While the record long oil bullish position for hedge funds perhaps wavered on the leap in U.S. oil rig counts, the truth is shale will not be able to fill that void anytime soon. Oil prices seemed a little shaky even as commodity hedge funds increased their bullish positions by 14%. But the lag time in U.S. shale output and the fact that shale output leveled off last week was not enough to overcome worries of the big jump in oil rig counts. The match is clear.
Libya s is looking for cash because they need more investment in infrastructure before they can really raise output enough to shake up the OPEC agreement. The Financial Times reported that Mustafa Sanalla, Chairman of Libya’s National Oil Corporation, is calling on Libya’s Central Bank to free up some cash so they can raise their oil production to 1.2 million barrels of oil a day by the end of the year.

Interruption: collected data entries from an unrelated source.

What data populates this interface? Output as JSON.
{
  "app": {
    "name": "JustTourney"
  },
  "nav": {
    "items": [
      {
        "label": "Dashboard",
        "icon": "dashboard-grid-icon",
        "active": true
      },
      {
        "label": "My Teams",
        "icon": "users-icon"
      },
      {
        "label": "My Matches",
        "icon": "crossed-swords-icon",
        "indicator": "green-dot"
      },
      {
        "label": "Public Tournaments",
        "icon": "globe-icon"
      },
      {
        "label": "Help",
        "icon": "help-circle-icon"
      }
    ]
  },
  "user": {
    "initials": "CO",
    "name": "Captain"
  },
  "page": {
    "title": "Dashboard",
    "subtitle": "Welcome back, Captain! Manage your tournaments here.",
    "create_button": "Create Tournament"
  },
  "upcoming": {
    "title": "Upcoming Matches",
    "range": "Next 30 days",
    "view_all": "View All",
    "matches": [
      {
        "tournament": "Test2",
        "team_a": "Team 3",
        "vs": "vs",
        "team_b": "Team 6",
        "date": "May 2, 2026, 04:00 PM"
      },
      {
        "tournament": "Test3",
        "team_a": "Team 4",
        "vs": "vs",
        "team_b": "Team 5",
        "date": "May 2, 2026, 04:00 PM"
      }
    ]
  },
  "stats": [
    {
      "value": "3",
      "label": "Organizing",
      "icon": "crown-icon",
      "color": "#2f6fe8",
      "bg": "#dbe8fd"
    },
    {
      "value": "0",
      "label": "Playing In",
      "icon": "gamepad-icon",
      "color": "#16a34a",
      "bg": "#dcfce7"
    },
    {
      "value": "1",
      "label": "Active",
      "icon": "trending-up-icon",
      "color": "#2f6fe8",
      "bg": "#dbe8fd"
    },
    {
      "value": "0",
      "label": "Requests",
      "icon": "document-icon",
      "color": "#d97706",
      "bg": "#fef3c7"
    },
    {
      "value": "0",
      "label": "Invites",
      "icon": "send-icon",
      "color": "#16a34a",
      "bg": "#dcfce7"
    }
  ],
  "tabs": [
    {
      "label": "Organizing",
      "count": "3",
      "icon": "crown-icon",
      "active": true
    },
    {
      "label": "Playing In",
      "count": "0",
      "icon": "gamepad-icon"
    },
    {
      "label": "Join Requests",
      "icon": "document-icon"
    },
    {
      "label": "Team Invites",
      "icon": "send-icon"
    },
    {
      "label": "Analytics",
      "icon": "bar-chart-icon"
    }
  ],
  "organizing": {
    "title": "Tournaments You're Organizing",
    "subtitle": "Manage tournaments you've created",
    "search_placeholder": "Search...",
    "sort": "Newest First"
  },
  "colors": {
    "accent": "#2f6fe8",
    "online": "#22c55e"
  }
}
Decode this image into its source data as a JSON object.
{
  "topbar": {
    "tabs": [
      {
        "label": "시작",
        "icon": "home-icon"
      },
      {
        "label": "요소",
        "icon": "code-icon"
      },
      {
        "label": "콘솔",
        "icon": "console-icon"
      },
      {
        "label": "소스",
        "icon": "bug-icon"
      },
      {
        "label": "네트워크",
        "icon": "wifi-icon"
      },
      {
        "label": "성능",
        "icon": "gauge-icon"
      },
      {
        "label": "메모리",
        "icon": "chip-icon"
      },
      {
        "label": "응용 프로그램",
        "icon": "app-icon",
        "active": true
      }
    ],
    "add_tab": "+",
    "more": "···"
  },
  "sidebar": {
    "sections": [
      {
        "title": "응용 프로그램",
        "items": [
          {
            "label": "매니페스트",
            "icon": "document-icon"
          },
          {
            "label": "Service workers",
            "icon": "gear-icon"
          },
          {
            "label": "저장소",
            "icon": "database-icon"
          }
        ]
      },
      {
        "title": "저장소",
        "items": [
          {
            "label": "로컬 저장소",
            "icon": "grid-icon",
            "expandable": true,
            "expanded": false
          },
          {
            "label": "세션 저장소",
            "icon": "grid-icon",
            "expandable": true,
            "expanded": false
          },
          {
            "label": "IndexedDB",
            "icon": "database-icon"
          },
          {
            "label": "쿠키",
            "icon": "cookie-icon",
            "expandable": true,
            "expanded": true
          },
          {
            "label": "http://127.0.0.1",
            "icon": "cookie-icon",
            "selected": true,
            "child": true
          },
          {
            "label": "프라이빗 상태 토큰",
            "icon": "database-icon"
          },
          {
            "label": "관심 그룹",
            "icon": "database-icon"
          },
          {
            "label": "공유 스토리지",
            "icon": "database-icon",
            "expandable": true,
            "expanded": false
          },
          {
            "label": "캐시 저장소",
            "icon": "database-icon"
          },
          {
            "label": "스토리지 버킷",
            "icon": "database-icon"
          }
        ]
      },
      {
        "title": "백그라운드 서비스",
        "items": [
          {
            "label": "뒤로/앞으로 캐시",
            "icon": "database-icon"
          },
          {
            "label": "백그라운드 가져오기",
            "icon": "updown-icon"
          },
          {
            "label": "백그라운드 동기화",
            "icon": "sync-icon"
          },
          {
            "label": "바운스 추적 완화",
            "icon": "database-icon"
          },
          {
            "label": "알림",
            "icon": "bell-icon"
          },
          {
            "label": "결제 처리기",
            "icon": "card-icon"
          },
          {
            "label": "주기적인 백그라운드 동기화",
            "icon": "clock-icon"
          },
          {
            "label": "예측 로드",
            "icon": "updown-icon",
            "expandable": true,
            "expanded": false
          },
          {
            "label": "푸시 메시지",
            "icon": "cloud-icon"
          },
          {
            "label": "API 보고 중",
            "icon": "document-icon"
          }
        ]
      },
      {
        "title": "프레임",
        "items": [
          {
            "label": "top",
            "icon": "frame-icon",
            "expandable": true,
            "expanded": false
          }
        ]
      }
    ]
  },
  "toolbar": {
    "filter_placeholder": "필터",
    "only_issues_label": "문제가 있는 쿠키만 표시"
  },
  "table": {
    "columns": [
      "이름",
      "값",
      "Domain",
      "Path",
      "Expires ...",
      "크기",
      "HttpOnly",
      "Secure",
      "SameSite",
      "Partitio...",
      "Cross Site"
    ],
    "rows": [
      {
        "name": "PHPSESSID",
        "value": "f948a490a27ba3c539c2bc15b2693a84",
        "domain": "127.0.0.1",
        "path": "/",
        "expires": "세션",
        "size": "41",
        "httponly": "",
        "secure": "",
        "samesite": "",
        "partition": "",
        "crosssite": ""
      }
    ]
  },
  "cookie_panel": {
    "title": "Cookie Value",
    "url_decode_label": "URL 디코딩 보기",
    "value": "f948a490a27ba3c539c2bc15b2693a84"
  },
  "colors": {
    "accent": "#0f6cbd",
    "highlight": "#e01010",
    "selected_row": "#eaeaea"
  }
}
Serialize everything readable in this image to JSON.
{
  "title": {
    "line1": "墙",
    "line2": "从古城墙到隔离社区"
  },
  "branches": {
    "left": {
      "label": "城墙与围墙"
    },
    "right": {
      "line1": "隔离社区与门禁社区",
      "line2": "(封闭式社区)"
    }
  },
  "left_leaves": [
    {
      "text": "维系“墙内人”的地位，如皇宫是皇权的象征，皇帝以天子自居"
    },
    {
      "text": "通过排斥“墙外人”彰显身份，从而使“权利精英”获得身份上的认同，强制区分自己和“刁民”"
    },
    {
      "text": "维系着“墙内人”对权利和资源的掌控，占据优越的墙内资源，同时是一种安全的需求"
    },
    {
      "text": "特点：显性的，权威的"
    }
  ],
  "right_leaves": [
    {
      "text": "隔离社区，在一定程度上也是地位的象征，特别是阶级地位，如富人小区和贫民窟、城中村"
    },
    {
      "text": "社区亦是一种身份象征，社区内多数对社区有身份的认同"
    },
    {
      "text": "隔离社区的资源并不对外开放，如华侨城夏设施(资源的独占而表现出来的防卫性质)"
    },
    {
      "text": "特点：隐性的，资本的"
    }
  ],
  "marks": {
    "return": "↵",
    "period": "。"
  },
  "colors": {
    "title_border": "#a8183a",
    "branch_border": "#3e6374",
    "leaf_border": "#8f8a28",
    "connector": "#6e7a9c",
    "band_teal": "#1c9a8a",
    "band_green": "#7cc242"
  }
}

But even if they can produce 1.2 million barrels a day by the end of the year, it is unclear that they could export that much. According the Financial Times, Libya’s output before the overthrow of Gaddafi was 1.6 million barrels a day. An increased to 1.2 million barrels would still have Libya cutting back by 400,000 barrels a day from when the OPEC price war was going. Plus, with political divisions and threats from terrorists looming large, it will be a monumental task to hit that target even if OPEC gets the cash.
Natural gas is making a bit of a comeback as weather reports are turning back to bullish. So much for the January thaw. Some forecasters are predicting a return to winter. Joe Bastardi of Weather Bell is talking about much colder wether than others are predicting.